Born 1836 the son of Richard Hornsby

1841 Living with his parents and siblings in High Street, Grantham [1]

1871 Living at Barrowby in the hose of his unmarried cousin Phillip Hornsby (age 37 born Spittlegate), a Horse Dealer. James (age 35 born Spittlegate), Engineer is with wife Elizabeth A. (age 29 born Oasby) and children Mary Ann E. (age 9), James D. (age 7) plus some servants. [2]

Their children were:

  • Mary Ann E. 1862
  • James D. 1864

1910 Obituary [3]

JAMES HORNSBY was born at Grantham on 7th February 1836, being the second son of Mr. Richard Hornsby, who in 1815 founded the Spittlegate Ironworks, Grantham.

At the age of fourteen he entered his father's works, in which his elder brother already occupied an important position, and subsequently he was taken into partnership.

His father died in 1864, and on the death of his elder brother in 1877 he became senior partner in the firm, and, together with his younger brother, Mr. William Hornsby, continued the management until 1879, when the business was converted into a company, with Mr. James Hornsby as chairman.

This position he held until 1900, when he was succeeded by Mr. Simpson Gee. The works at that time afforded employment to over 1,500 men, and covered an area of nearly seventeen acres.

Mr. Hornsby's business capacity was as notable as his mechanical and inventive genius, and his numerous inventions in labour-saving machinery in connection with agriculture included improvements in drills, corn-dressing machines, portable engines, threshing machines, mowers, reapers, binders, and stationary oil-engines.

Great success invariably attended the firm in show-yard competitions and exhibitions, so that the business rapidly increased.
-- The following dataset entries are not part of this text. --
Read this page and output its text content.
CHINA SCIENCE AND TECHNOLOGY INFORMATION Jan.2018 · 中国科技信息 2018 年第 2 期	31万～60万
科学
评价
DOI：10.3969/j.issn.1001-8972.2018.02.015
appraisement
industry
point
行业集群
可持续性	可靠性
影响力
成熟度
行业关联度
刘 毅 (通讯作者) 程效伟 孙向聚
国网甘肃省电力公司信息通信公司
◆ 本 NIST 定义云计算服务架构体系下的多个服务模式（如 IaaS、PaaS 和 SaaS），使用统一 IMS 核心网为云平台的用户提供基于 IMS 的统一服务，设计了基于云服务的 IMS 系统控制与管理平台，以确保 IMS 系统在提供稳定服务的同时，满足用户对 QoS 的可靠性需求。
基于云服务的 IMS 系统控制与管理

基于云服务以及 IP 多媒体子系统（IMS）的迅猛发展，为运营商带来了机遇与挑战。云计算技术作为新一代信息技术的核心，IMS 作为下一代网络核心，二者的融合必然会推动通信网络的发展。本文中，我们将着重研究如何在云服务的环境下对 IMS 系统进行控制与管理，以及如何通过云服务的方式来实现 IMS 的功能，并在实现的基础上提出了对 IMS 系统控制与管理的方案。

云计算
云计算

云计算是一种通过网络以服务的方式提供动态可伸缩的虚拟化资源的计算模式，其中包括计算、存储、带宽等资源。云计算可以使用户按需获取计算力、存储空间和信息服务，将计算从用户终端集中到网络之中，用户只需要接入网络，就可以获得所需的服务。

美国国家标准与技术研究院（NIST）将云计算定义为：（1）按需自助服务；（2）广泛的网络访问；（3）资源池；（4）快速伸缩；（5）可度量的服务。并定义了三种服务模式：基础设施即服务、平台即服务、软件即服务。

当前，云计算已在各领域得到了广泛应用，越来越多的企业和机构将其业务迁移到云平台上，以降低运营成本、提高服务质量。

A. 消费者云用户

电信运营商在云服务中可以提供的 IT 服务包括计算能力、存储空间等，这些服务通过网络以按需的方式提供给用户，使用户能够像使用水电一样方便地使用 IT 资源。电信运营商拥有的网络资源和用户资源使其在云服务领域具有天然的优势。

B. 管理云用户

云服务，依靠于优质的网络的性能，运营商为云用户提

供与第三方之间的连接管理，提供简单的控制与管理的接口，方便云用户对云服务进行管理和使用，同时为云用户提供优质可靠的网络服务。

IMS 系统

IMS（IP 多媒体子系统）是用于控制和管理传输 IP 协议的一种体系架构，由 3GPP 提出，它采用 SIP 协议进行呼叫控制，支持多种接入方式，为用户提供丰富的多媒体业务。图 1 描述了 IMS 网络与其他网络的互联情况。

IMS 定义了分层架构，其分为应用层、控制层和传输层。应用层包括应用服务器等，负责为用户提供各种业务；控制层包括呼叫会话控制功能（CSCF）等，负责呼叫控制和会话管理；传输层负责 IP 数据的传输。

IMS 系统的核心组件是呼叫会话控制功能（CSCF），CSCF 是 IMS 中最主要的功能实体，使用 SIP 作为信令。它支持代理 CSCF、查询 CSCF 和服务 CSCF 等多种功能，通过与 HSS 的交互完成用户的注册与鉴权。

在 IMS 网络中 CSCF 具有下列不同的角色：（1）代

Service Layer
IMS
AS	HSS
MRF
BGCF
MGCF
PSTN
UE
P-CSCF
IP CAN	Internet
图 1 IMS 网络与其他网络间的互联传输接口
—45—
He was a very successful breeder and exhibitor of horses, and at the time of his death was the oldest member of the Smithfield Club, of which he was elected President in 1907, in succession to the Prince of Wales (now King George V). He was also on the Council of the Royal Agricultural Society of England, and a member of the council of various local societies. He took a large share at various periods in local and public work, and was a Justice of the Peace for Lincolnshire, Leicestershire, and Northamptonshire, being the senior magistrate on the Grantham Bench.

His death took place after a short illness at his residence at Laxton, near Grantham, on the 6th March 1910, at the age of seventy-four.

He became a Member of this Institution in 1880.